Jalan penyelesaiannya mau tidak mau harus membuat suatu sistem penanggalan yang bersifat universal, yang dapat menjatuhkan tanggal sama di seluruh dunia, yaitu: Kalender Islam Global.
Salah satu penyebab utama yang menjadi penghambat terbesar bagi terwujudnya Kalender Islam Global adalah karena sebagian umat Islam masih berpegang teguh pada metode rukyat.
Padahal fakta bahwa rukyat tidak mungkin bisa menghasilkan sebuah kalender yang proleptik (berlaku pasti untuk masa panjang, minimum 30-50 tahun ke depan). Dengan bahasa lain, menurut Tono Saksono, sesederhana apapun landasan saintifik perhitungannya, sebuah kalender haruslah disusun sebagai hasil sebuah hitungan (hisab).
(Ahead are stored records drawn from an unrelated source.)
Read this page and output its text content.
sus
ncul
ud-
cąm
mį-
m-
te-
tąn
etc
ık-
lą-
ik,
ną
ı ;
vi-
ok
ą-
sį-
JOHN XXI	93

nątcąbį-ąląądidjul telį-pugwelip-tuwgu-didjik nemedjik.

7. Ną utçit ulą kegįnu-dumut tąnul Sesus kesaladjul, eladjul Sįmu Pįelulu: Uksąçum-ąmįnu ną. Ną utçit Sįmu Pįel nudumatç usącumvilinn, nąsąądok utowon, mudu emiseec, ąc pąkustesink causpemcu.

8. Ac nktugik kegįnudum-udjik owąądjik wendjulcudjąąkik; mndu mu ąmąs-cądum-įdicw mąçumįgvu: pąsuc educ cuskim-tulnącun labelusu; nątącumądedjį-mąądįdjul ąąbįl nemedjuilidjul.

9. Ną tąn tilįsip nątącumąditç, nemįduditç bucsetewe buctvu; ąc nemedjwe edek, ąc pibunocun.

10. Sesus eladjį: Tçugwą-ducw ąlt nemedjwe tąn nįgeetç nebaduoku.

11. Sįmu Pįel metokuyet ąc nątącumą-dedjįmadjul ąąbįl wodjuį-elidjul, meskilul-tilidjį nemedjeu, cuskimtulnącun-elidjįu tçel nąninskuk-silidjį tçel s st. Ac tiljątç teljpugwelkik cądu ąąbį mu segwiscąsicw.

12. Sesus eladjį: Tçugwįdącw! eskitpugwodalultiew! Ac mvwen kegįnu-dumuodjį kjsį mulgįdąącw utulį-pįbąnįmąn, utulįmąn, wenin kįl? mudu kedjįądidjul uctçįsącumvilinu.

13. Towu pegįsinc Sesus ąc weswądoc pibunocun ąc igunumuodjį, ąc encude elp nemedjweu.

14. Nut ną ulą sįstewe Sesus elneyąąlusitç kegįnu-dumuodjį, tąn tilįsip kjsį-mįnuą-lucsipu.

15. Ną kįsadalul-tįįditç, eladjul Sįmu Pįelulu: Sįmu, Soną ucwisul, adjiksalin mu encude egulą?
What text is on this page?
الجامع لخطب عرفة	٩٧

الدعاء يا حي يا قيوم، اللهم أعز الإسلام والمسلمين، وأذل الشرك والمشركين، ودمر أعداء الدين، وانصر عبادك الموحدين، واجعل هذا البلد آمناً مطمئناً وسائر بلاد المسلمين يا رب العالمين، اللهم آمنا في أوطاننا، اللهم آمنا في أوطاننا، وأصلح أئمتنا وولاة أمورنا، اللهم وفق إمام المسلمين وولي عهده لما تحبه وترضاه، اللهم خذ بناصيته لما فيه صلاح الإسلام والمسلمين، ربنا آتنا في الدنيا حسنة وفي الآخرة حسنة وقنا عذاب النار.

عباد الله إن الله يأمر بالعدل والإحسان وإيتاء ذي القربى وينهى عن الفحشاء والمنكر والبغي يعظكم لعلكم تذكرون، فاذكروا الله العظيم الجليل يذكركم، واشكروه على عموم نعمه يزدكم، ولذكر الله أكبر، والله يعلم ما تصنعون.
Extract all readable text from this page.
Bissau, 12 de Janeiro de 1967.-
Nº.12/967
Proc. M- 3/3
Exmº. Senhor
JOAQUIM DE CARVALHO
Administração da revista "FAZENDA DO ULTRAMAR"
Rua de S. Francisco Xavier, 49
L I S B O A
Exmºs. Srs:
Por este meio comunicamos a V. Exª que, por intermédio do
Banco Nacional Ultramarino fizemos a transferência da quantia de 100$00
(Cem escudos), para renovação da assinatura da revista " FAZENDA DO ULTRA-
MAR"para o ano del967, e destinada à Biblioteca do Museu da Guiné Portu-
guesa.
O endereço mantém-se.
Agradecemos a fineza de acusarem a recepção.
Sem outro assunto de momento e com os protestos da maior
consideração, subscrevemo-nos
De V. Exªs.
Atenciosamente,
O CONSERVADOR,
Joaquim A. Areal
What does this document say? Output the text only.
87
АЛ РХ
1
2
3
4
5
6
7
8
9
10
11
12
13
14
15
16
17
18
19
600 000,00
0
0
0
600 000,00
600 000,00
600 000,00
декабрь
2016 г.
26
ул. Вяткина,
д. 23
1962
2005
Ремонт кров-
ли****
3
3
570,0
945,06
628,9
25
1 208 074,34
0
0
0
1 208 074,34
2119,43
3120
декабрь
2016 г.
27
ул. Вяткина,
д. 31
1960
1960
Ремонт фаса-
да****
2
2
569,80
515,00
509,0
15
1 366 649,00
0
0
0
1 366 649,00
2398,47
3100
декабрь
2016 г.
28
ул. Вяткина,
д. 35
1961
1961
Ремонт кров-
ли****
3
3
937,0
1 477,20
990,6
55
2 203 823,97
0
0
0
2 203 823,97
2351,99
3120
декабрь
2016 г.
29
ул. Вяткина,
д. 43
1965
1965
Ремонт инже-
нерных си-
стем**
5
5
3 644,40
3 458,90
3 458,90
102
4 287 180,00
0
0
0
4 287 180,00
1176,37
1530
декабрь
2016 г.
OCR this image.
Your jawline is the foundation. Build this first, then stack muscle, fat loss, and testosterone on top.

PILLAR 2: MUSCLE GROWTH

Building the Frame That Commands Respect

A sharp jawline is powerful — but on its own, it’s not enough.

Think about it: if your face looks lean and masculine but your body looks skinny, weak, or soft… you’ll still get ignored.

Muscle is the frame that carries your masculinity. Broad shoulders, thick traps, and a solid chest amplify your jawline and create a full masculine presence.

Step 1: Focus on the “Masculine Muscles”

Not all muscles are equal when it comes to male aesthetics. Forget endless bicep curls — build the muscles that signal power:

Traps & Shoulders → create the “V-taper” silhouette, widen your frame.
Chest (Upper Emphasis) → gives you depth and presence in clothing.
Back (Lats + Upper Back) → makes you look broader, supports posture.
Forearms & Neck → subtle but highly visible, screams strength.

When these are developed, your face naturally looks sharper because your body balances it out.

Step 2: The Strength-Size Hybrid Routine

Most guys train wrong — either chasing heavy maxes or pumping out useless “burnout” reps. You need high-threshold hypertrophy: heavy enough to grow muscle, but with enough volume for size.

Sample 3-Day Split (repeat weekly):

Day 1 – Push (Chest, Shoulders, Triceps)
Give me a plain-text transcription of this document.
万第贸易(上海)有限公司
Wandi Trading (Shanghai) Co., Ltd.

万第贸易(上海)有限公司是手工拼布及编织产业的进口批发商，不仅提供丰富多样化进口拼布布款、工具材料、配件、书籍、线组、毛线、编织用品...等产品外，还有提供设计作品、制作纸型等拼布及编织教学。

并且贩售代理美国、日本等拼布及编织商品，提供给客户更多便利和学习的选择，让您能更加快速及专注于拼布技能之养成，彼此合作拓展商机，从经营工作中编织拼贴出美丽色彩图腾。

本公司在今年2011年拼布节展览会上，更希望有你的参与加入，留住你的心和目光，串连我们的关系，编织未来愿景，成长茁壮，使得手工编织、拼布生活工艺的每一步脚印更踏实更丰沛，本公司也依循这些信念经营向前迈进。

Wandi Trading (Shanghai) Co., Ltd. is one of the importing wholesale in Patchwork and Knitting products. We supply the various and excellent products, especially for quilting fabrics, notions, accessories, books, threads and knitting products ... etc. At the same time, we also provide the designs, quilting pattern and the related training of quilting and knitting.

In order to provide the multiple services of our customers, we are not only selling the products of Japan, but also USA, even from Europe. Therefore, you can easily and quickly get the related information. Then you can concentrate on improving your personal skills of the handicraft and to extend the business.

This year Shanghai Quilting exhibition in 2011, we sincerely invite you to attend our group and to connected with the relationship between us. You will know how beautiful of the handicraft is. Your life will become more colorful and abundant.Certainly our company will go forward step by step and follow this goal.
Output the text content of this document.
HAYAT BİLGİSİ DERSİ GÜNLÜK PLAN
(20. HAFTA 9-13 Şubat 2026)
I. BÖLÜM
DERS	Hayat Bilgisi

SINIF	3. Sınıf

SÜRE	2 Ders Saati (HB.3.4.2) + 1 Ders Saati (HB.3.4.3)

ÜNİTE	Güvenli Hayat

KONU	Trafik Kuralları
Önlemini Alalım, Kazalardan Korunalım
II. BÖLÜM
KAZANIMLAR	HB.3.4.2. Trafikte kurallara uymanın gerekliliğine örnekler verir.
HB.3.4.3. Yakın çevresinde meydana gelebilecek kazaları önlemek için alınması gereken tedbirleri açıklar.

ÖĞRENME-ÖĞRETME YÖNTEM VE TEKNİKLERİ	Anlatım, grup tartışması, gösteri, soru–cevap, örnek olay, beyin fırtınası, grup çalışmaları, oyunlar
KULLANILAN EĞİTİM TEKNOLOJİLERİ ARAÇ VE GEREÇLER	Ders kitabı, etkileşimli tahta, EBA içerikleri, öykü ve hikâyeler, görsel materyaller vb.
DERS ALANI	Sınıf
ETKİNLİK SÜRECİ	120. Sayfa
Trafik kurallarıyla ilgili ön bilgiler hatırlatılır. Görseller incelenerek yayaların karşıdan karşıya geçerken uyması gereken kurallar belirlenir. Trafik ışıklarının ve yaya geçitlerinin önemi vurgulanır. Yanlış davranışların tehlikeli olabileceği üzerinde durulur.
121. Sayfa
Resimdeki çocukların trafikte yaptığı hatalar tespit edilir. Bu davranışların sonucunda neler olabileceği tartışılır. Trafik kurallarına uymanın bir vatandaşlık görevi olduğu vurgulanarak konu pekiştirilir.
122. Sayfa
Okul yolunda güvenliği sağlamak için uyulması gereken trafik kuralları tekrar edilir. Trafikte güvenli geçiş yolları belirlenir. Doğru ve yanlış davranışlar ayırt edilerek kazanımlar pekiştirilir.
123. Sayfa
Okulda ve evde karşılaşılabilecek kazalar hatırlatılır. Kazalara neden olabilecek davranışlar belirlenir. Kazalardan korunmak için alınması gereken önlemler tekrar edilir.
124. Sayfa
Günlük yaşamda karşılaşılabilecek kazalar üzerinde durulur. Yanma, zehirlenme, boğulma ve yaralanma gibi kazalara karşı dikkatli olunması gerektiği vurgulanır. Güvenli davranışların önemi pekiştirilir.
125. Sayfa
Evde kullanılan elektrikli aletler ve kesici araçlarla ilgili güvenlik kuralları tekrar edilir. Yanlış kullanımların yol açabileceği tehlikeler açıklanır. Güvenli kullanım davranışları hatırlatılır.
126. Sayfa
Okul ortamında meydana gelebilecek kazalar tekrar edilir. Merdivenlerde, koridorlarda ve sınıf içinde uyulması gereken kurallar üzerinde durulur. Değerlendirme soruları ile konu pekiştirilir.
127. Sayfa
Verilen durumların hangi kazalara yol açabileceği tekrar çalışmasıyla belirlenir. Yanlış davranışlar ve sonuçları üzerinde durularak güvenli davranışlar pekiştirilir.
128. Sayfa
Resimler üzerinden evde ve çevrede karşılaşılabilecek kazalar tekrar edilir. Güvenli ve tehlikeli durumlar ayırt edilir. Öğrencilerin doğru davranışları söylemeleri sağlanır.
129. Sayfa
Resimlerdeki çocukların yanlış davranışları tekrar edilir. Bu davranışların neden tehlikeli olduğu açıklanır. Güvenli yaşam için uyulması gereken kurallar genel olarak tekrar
Solusi Kalender Islam Global
Beberapa ulama memberikan gagasan bagaimana kriteria kalender Islam global yang harus disusun. Mereka menggunakan hisab sebagai metode penentuan awal bulan. Nidlal Qassum, pria kelahiran Al-Jazair ini menawarkan Kalender Islam Global dengan konsep qudro-zonal, yakni kalender yang membagi dunia tempat berlaku kalender menjadi empat zona penanggalan, yaitu zona Asia Selatan-Timur-Tenggara, zona Asia Kecil, zona Afrika-Eropa, dan zona Atlantik-Amerika.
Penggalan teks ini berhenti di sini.